Starting last Friday in 26 cities, including New York, Los Angeles, Chicago and the District of Columbia, the app will score drivers on how well they brake, if they accelerate smoothly, use their phone while driving, drive within the speed limit and more.
Drivers will be notified in real time on the app’s interface if they exceed the speed limit or use their phone. After rides, they will receive ratings on their driving performance and a map highlighted where incidents such as hard brakes or fast turns occurred.
The company said in its announcement that the changes are geared toward rider and driver safety.
The alerts are rolling out one at a time across different cities. D.C. drivers will see reports on phone movement and speeding, for example. New York drivers will see reports on speeding and abrupt stops and starts.
Most poor driver ratings, Uber said, are because passengers criticize driver behavior. It hopes these report cards, issued daily, will help drivers improve their habits.
The company will not use the data gathered to remove drivers from the platform, and passengers will not be able to see the report cards.
Commercial driving fleets, like limousine services and taxi companies, have used similar technology, called telematics, for decades.
Doc Rushing, 76, of South Bend, Ind., has driven for Uber for a year and likened the new features to customer feedback his father received while driving Greyhound buses in the 1940s and ’50s. He said the reports will give him an advantage over other drivers in the area who might not have as safe and smooth driving habits.
“It will allow me to shine,” he said. “I am a conservative, perfectionist driver. Most of my riders seem to appreciate my approach to driving.”
Telematics have gained more use with the widespread use of cellphones that have built-in gyroscopes and GPS capability. Consider the dashcam app Nexar, which creates a database of bad drivers and their locations using similar technology.
Uber’s app changes reflect myriad tensions between the service and labor activists because Uber drivers are considered independent contractors rather than employees.

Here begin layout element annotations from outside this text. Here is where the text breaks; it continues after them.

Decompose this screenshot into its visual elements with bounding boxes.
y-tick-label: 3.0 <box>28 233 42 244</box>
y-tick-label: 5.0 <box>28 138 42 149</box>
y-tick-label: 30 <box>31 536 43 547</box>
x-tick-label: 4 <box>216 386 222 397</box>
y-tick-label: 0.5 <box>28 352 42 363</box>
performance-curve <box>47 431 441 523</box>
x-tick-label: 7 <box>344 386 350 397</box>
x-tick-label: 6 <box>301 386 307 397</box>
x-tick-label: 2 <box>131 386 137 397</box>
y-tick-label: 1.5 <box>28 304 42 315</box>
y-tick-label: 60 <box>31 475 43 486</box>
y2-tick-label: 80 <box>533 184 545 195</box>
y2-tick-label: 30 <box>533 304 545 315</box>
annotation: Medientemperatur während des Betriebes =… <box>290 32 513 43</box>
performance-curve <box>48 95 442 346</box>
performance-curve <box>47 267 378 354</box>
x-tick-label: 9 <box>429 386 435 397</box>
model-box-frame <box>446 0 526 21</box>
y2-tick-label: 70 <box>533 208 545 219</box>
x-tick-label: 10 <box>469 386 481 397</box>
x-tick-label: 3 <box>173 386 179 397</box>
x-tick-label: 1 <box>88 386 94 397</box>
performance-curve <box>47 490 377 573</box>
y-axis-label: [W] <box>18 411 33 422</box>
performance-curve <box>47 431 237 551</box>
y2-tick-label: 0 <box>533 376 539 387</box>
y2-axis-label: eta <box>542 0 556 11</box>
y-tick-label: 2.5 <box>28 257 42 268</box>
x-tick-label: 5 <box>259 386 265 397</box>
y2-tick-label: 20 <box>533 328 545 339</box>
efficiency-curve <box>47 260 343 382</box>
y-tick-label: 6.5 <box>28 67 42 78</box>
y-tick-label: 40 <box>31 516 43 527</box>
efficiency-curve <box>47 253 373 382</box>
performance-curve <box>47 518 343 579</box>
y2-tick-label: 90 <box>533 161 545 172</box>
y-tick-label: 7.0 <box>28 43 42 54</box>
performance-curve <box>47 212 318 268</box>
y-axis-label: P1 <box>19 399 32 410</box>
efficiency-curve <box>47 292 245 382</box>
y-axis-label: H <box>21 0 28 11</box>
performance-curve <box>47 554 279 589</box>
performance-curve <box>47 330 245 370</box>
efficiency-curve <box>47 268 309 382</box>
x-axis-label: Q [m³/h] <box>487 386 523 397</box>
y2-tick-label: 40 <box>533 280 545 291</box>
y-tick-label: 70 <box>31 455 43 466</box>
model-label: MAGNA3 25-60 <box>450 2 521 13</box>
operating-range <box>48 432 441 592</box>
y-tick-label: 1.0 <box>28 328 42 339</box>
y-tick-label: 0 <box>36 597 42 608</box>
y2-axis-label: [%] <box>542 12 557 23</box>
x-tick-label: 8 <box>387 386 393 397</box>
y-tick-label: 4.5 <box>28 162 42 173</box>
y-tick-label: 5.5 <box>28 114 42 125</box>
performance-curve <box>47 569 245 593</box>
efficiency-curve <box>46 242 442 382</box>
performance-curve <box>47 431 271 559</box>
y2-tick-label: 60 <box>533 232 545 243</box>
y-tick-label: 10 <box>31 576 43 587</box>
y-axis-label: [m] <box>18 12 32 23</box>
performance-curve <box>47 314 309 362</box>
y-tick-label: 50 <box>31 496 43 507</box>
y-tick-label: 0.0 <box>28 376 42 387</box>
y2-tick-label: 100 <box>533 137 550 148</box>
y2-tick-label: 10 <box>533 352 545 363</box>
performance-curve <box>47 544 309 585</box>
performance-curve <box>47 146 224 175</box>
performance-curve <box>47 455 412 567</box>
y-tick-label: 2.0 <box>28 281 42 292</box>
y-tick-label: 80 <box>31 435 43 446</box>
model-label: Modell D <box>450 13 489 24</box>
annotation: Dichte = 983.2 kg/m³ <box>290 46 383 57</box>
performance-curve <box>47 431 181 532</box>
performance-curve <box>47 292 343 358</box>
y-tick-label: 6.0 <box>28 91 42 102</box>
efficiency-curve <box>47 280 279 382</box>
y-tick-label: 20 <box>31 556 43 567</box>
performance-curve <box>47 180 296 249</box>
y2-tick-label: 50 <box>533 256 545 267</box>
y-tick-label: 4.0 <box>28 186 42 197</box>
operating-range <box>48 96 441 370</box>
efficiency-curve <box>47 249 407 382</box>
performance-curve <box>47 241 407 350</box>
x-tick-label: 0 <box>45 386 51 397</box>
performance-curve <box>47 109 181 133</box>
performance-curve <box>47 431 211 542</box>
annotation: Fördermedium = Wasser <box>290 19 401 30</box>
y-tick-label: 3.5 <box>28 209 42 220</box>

Typically, those are reserved to compensation and benefit disputes but now extend to driver privacy as the company, which claims independence from the drivers, wants to observe and document their behavior.
“With each degree of greater control that is exercised over the driver, Uber may find itself traveling down a path where a court might say there is an inadequate buffer of keeping these drivers independent contractors,” said Andrea Matwyshyn, a professor of law and computer science at Northeastern University.
Uber at the end of 2015 launched a smaller pilot of a telematics program to track harsh braking among its Houston drivers. Those drivers received notifications once a week via email as opposed to daily reports displayed on the app.
But Rushing said he’s not concerned about how the company monitors his behavior behind the wheel. Customers already rate drivers on a five-star scale, he said. The safety features will give clients more incentive to give him better ratings.
Matwyshyn said the tracking features present another choice for drivers and riders to make before they get in the car. If behavioral data is unimportant to them, or too invasive, they can find another ride-hailing service that doesn’t use the same methods.